The Kings had a three-point lead with 10 seconds left. Kobe Bryant, of course, hit a three-pointer to knot it up with five seconds left. The Kings, of course, spazzed out on their own final possession and in overtime. Lakers win. It's a familiar, crushing refrain. Lakers win.
The NBA fans who bought into the Sacramento Kings' story for one almost glorious night got a taste of exactly what Sacramento Kings fans have dealt with for 26 years: a peek at glory blocked by those [expletives] in yellow and purple. Any ol' team can lose, but lose in crushing fashion? That's Sacramento. That's the Kings. They find hope in improbable places, stretch it to its elastic limit and watch it snap. Over and over again.
But there's another ingredient in Wednesday's game that makes it the proper Sacramento Kings experience for the uninitiated. It's the loyalty the fans showed.

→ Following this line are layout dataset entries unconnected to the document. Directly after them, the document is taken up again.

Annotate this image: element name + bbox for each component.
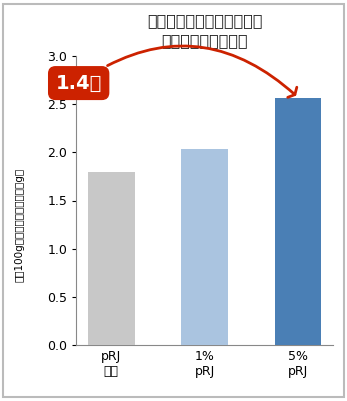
Bar: [88, 172, 135, 345]
Text: 体重100g当たりの筋肉の重さ（g）: 体重100g当たりの筋肉の重さ（g）: [14, 168, 24, 282]
Bar: [181, 150, 228, 345]
Text: 1.4倍: 1.4倍: [56, 46, 297, 97]
Title: 酵素分解ローヤルゼリーの
筋肉量に対する影響: 酵素分解ローヤルゼリーの 筋肉量に対する影響: [147, 13, 262, 48]
Bar: [275, 97, 321, 345]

From Yahoo!'s Marc J. Spears:
About a quarter of the sold-out crowd of 17,841 stayed at Power Balance Pavilions for about an hour after the final buzzer to voice their displeasure over the Kings’ possible – and say goodbye. There were tears, hugs, chants of "SAC-RA-MENTO" and "Here We Stay!" Seven Kings players and coach Paul Westphal shook hands with the fans and addressed the adoring crowd.
It was truly something to behold. As Westphal gave his post-game press conference -- in tears -- the Kings' broadcast showed the chanting, weeping fans manning their stations, showing the NBA what loyalty is all about. There was no quit in the Kings of the court, not ever, not now. And the fans fueled that, always and now. Those who tuned in for one amazing night got to witness the same ol' Kings who end up with the crushing L, sure. But they also witnessed the incredible fan loyalty that made Sacramento famous, that made the loss of Sacramento as an NBA market something worth regretting.
You wanted the full Sacramento Kings fan experience for a special night? You've got it. Broken hearts, swollen hearts -- all of it.